Don’t fall into the trap of not stating the obvious though. Making up good names that everyone understands can be difficult.

Extract variable

There is an expression that is hard to understand.

double price() {
  // price is base price - quantity discount + shipping
  return quantity * itemPrice -
    Math.max(0, quantity - 500) * itemPrice * 0.05 +
    Math.min(quantity * itemPrice * 0.1, 100.0);
}

Split the expression into parts that are self-explanatory.

double price() {
  double basePrice = quantity * itemPrice;
  double quantityDiscount =
    Math.max(0, quantity - 500) * itemPrice * 0.05;
  double shipping = Math.min(basePrice * 0.1, 100.0);
 
  return basePrice - quantityDiscount + shipping;
}

If the extracted variables can be used elsewhere in the code, you should use extract method instead.

Introduce assertion

For the code to work correctly there are some conditions to be satisfied.

// value must not be negative
public double squareRoot(double value) {
  // ...
}

Replace these commented assumptions with assertions.

public double squareRoot(double value) {
  Assert.isTrue(value > 0);
  // ...
}

Benefits

At first the benefits of removing comments might not worth the while. However, the payoff of refactoring is that:

  • The code becomes more intuitive and obvious with self-describing names.
  • Self documenting code keeps the documentation up to date. Separate comments are almost always guaranteed to fall back.
  • Complex solutions are broken down to simpler ones.
  • Instead of making assumptions, you are making programming errors visible through assertions.

Exceptions

Code comments are not always a bad smell. Sometimes comments can be useful.

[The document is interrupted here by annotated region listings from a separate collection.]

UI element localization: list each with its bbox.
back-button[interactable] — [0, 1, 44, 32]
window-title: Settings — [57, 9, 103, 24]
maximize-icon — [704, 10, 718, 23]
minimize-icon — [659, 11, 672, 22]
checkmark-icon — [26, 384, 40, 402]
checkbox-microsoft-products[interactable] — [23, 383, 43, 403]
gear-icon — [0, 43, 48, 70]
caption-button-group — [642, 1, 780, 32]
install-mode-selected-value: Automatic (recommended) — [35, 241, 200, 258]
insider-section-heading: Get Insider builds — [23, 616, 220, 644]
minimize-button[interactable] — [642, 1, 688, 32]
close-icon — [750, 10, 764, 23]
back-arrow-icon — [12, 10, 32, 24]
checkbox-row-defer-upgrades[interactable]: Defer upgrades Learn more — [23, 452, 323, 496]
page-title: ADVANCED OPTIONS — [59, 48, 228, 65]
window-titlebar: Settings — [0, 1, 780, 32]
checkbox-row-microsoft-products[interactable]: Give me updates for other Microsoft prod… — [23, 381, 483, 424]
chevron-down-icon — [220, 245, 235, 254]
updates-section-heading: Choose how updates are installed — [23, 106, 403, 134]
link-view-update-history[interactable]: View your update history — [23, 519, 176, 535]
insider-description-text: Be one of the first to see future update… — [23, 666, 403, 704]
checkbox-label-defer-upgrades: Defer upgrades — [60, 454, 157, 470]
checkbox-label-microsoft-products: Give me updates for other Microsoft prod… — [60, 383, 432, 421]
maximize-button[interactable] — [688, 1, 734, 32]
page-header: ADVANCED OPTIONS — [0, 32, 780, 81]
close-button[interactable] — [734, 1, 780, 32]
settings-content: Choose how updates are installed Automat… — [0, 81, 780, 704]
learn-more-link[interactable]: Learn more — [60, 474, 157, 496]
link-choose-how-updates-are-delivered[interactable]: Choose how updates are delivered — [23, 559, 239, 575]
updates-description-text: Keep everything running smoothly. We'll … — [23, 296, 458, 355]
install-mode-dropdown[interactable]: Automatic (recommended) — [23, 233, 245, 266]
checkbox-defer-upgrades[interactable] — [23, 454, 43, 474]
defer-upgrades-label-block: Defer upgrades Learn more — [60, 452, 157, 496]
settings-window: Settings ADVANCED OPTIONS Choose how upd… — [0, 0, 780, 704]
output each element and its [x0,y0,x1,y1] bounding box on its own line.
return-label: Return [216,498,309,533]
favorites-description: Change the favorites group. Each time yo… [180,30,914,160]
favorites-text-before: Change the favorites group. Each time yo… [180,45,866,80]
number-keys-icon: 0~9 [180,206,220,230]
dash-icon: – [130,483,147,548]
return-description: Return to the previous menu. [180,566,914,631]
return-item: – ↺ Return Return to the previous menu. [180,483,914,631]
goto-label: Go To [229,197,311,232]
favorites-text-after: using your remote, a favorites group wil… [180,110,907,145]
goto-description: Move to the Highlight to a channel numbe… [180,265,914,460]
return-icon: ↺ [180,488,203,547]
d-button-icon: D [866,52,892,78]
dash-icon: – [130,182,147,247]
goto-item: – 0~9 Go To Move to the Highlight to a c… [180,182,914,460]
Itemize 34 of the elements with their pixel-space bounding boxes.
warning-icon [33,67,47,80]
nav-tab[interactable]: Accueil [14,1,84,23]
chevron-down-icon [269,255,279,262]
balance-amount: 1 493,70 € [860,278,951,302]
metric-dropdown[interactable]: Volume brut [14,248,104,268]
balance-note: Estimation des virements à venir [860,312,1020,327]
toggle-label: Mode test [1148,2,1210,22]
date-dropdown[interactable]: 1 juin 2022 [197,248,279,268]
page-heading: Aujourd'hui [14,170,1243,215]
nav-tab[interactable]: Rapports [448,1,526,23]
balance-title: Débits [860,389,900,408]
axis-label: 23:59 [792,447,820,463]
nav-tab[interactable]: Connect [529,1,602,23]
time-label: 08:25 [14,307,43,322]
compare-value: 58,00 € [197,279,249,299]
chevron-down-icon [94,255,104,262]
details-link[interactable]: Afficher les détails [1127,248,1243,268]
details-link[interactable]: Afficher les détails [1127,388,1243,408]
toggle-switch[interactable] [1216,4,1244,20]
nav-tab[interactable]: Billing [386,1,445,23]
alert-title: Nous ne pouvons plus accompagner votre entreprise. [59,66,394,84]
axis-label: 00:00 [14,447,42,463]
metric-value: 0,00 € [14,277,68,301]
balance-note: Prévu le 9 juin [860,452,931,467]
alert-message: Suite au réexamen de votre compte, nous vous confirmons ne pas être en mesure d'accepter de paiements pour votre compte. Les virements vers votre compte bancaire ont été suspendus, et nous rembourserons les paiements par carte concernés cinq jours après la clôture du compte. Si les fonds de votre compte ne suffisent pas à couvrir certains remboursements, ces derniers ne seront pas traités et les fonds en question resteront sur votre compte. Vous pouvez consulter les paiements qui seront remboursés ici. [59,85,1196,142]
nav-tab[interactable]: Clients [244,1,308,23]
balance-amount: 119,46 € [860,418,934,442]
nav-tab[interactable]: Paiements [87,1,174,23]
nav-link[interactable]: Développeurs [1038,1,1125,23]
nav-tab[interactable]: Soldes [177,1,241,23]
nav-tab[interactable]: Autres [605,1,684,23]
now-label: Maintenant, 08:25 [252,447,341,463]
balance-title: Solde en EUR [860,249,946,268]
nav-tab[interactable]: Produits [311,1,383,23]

  • Instead of explaining what the implementation does, it is explained why something is implemented in a particular way.
  • Even after simplifying a solution, a complex algorithm might need explanation.
  • Writing Javadoc for public APIs or utilities is recommended.

Summary

Code comments are a code smell. They might be written with good intentions but might indicate that the implementation should be simplified.

Complex expressions should be replaced with well named subexpressions. Blocks of code needing explanation should be extracted to their own well named methods.

Sometimes you might need to explain why something is implemented the way it is. Also complex algorithms might need an explanation. Javadoc for public interfaces should not be ignored.